A long-distance swimmer drinks 3 litres of pure water immediately on finishing. Within an hour, blood pressure has dropped slightly. Account for the change in renin, ANF, ADH and urine volume.
Plasma volume has risen and plasma osmolarity has fallen. Osmoreceptors are switched off, so ADH release falls; the collecting duct becomes water-impermeable and urine volume rises (a dilute diuresis). The atrial wall is stretched by the increased venous return, so ANF release rises; ANF dilates arterioles, lowers blood pressure and inhibits renin and aldosterone. JG cells therefore release less renin, angiotensin II falls and aldosterone falls. Net effect: a large dilute urine, lower BP for a short time, set point restored.

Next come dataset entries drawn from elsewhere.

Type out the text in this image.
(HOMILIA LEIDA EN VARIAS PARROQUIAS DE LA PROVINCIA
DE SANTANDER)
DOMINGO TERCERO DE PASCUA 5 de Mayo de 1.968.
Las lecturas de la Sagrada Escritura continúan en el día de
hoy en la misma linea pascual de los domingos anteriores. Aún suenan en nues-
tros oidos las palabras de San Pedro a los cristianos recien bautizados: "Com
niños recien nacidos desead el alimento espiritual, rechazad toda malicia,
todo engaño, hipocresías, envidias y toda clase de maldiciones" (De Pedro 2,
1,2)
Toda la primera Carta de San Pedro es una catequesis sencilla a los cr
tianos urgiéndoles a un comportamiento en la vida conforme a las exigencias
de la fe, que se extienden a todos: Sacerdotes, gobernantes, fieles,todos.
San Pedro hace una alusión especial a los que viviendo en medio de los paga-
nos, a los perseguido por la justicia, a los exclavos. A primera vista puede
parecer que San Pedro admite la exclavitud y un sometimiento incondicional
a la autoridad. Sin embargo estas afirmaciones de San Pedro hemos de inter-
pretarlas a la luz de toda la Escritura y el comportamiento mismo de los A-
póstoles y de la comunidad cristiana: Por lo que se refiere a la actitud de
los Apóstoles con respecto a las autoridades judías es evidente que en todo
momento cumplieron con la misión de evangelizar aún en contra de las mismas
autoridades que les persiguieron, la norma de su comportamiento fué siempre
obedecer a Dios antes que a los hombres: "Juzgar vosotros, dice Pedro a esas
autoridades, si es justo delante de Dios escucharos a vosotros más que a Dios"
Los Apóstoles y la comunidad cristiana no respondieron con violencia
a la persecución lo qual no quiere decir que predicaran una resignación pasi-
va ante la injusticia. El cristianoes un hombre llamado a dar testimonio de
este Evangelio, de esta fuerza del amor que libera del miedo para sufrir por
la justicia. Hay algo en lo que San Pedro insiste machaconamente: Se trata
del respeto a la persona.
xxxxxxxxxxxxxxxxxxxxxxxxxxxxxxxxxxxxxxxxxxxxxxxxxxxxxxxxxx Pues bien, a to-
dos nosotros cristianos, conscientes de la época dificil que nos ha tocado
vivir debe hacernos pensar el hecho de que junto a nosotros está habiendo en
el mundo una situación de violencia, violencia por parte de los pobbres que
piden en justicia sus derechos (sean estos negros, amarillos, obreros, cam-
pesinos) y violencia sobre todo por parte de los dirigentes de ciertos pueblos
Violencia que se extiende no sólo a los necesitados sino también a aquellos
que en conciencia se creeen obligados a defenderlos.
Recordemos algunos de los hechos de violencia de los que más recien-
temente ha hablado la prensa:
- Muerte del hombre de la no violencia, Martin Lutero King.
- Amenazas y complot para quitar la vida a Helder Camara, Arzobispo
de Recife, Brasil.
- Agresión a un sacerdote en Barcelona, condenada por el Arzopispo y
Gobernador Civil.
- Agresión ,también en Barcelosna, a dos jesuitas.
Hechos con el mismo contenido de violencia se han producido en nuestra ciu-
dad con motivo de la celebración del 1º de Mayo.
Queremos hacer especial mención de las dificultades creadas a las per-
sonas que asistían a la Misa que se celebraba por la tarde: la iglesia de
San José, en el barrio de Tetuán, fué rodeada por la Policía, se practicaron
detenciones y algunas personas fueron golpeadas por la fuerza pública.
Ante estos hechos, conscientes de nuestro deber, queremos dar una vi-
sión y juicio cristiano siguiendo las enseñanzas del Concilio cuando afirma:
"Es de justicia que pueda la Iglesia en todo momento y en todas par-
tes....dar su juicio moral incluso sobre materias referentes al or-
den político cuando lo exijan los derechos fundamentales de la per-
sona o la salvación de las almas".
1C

NCERT (Class 11, Chapter 16, Section 16.5) names the sequence as renin → angiotensinogen → angiotensin I → angiotensin II. Identify the substrate, the enzyme of the first step, and where the second step (conversion of AI to AII) takes place.
Substrate of step 1: angiotensinogen (a plasma α₂-globulin secreted by the liver). Enzyme of step 1: renin (released from JG cells of the afferent arteriole of the kidney). The conversion of angiotensin I to angiotensin II occurs predominantly in the pulmonary capillary endothelium, catalysed by angiotensin-converting enzyme (ACE). NCERT names the cascade but does not name ACE; competitive exams treat ACE as standard application.